Sustainability managers overlook IT carbon emissions
Pure Storage commissioned research reveals Australian sustainability managers are in the dark about reducing data centre energy consumption.
Pure Storage, a pioneer in data storage technology and services, in partnership with The University of Technology Sydney's (UTS) Institute for Sustainable Futures (ISF), released a report which revealed an alarming lack of engagement from Australian businesses about the growing level of carbon emissions caused by IT and data centres.
The report "IT and Data Centre Sustainability in Australia" details attitudes among over 100 sustainability managers surveyed in April and May this year.
The report exposes the reality that whilst sustainability managers believe they can't meet their sustainability goals without reducing IT and data centre energy use, they don't have the detailed data to make decisions.

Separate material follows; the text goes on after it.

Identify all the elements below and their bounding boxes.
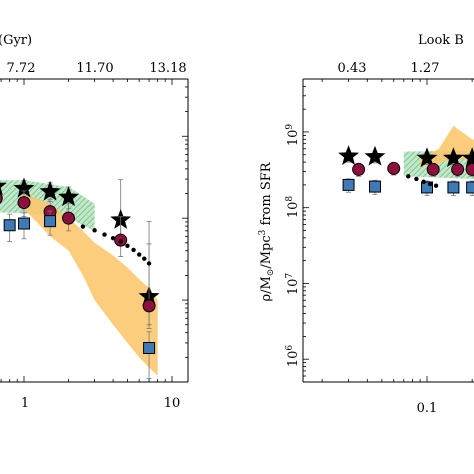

The research highlighted that technology plays a critical, growing role in driving sustainability initiatives: 77% of respondents agreed that organisations cannot reach their sustainability goals without significantly reducing IT and data centre energy usage.
Furthermore, the role of IT and data centres in sustainability is still low: Over 70% of respondent organisations had sustainability of data centres on their radar, but only 9% were fully considering it.

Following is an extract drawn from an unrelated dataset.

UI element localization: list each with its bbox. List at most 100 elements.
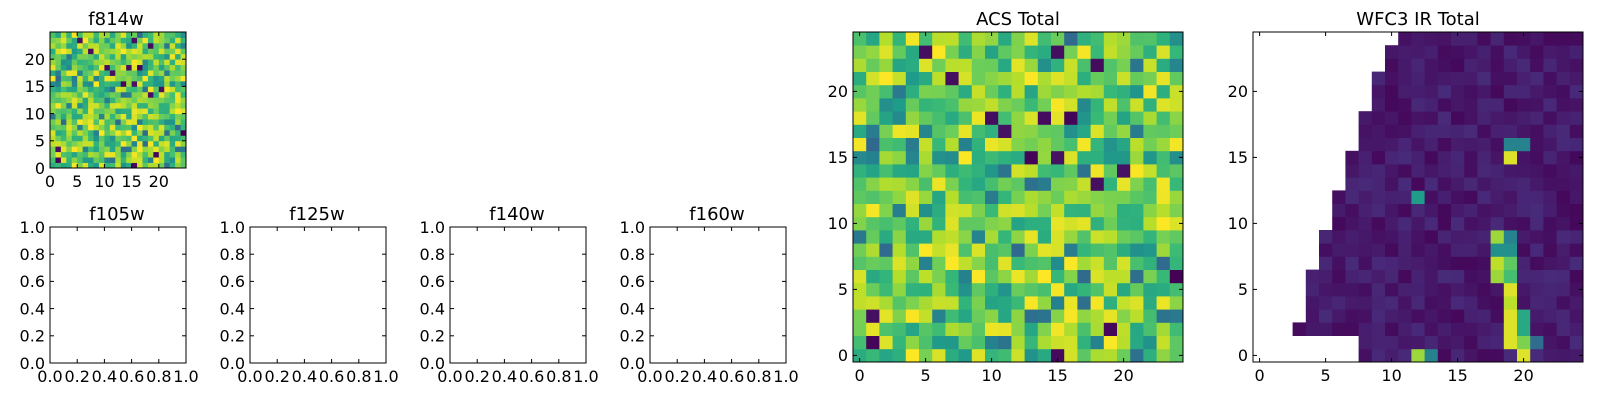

15% of respondents indicated sustainability issues were a critical consideration for their organisation in procurement for data centre service providers. 29% of respondents' organisations did not consider data centre energy consumption. 22% of respondents thought their organisation pays sufficient attention to data centre energy consumption.
The research further suggests that data centre operators must improve the quality of sustainability-related data: Only 5% of respondents felt that the quality of sustainability-related data received from data centre service operators was detailed enough. 46% of respondents were receiving no sustainability-related data. 59% of respondents had insufficient or no, sustainability-related data from data centre service operators.

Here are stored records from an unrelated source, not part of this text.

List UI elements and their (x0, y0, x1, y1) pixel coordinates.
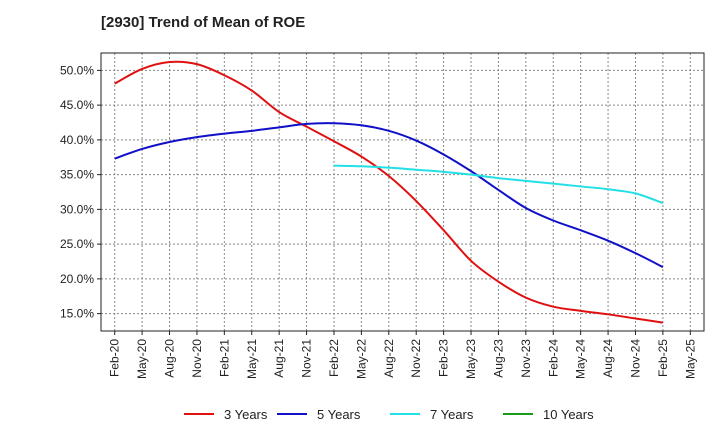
x-tick-label: Aug-23 (491, 339, 505, 378)
y-tick-label: 35.0% (60, 168, 94, 182)
series-line-3-years (114, 60, 664, 324)
x-tick-label: Aug-22 (382, 339, 396, 378)
x-tick-label: Feb-20 (108, 339, 122, 377)
series-lines (114, 60, 664, 324)
x-tick-label: Feb-22 (327, 339, 341, 377)
x-tick-label: Nov-23 (519, 339, 533, 378)
x-tick-label: Aug-21 (272, 339, 286, 378)
x-tick-label: Nov-21 (300, 339, 314, 378)
series-line-7-years (333, 164, 664, 205)
y-tick-label: 50.0% (60, 63, 94, 77)
x-tick-label: Nov-20 (190, 339, 204, 378)
x-tick-label: May-24 (574, 339, 588, 379)
x-tick-label: May-23 (464, 339, 478, 379)
y-tick-label: 30.0% (60, 202, 94, 216)
y-tick-label: 40.0% (60, 133, 94, 147)
x-tick-label: Feb-21 (217, 339, 231, 377)
legend-label-7-years: 7 Years (430, 407, 474, 422)
x-tick-label: Feb-25 (656, 339, 670, 377)
x-tick-label: Nov-22 (409, 339, 423, 378)
plot-area (100, 52, 705, 332)
y-tick-label: 25.0% (60, 237, 94, 251)
y-tick-label: 15.0% (60, 307, 94, 321)
legend-label-3-years: 3 Years (224, 407, 268, 422)
grid (101, 53, 704, 331)
x-tick-label: Aug-24 (601, 339, 615, 378)
x-tick-label: Feb-23 (437, 339, 451, 377)
x-axis: Feb-20 May-20 Aug-20 Nov-20 Feb-21 May-21 Aug-… (108, 331, 697, 379)
y-axis: 15.0% 20.0% 25.0% 30.0% 35.0% 40.0% 45.0% 50.0% (60, 63, 101, 321)
x-tick-label: May-21 (245, 339, 259, 379)
x-tick-label: Nov-24 (628, 339, 642, 378)
legend-label-5-years: 5 Years (317, 407, 361, 422)
series-line-5-years (114, 122, 664, 268)
y-tick-label: 45.0% (60, 98, 94, 112)
x-tick-label: May-25 (683, 339, 697, 379)
x-tick-label: May-22 (354, 339, 368, 379)
legend-label-10-years: 10 Years (543, 407, 594, 422)
chart-title: [2930] Trend of Mean of ROE (101, 14, 306, 31)
x-tick-label: May-20 (135, 339, 149, 379)
y-tick-label: 20.0% (60, 272, 94, 286)
legend: 3 Years 5 Years 7 Years 10 Years (184, 407, 594, 422)
x-tick-label: Feb-24 (546, 339, 560, 377)
x-tick-label: Aug-20 (163, 339, 177, 378)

IT and data centres contribute approximately 1% of global electricity consumption and up to 2% of global carbon emissions (equivalent to the airline industry). According to the International Energy Agency, data centres and transmission networks accounted for 0.9% of global energy-related greenhouse gas (GHG) emissions.
The growth in demand for data, including artificial intelligence, can potentially increase the energy consumption of data centre services.
Australia is one of the most densely served economies by data centres per capita, and revenue in the data centre market is forecasted in Australia to pass USD $5 billion in 2023, with multi-billion dollar long-term investment commitments made by some large providers.
Australia is considered a global hub for data centre investments due partly to geopolitical, data sovereignty and geographical factors. The market is forecasted to grow at a CAGR of 4.5% to reach USD $6 billion by 2027.
The rapid growth of Australia's data centre industry comes at a time of increasing climate risks and an unprecedented level of focus from regulators, consumers and investors on how companies reduce emissions.
Purestorage says It should therefore be concerned that Australian organisations appear not to be taking the steps necessary to consider data centre and IT-related emissions when managing their environmental, social and governance (ESG) and carbon emissions reduction programs.
As data centre-related energy demands rise, Purestorage says that Australian businesses and policymakers need to avoid adding to the instability of the country's energy grid, as has been the case in other jurisdictions with a high density of data centre penetration.
Rob Lee, Chief Technology Officer, Pure Storage, says: "With data continuing to grow, energy and space efficiency must play a stronger role in IT and data centre technology selection. IT leaders can and should play a bigger role in their organisation's sustainability initiatives by improving their data storage strategies."
Gordon Noble, Research Director, Business, Economy and Governance, ISF and author of the report IT and Data Centre Sustainability in Australia, says: "Data Centres are exposed to significant ESG risks that have largely escaped the attention of investors and sustainability managers."
"Improved awareness of data centre sustainability is urgent as we move into a new era where businesses rely even more heavily on data in their businesses and depend on energy and cooling intensive data centres."
"There are real and increasing risks for investors, and regulators around uncertainty over how companies manage, account for, and act to reduce their emissions."
"With the use of data growing ever more exponentially, including with AI and data centres, it is important that organisations recognise the role their IT and data centres are playing in their emissions footprint. There are also implications for government policy makers," says Noble.
Amy Rushall, Area Vice President, Australia & New Zealand, Pure Storage, says: "This report is a wakeup call for both government and private enterprises in Australia that more attention needs to be paid to energy consumption in data centres. The pace of technology adoption will continue to accelerate, but this should not compromise our attention to the environment."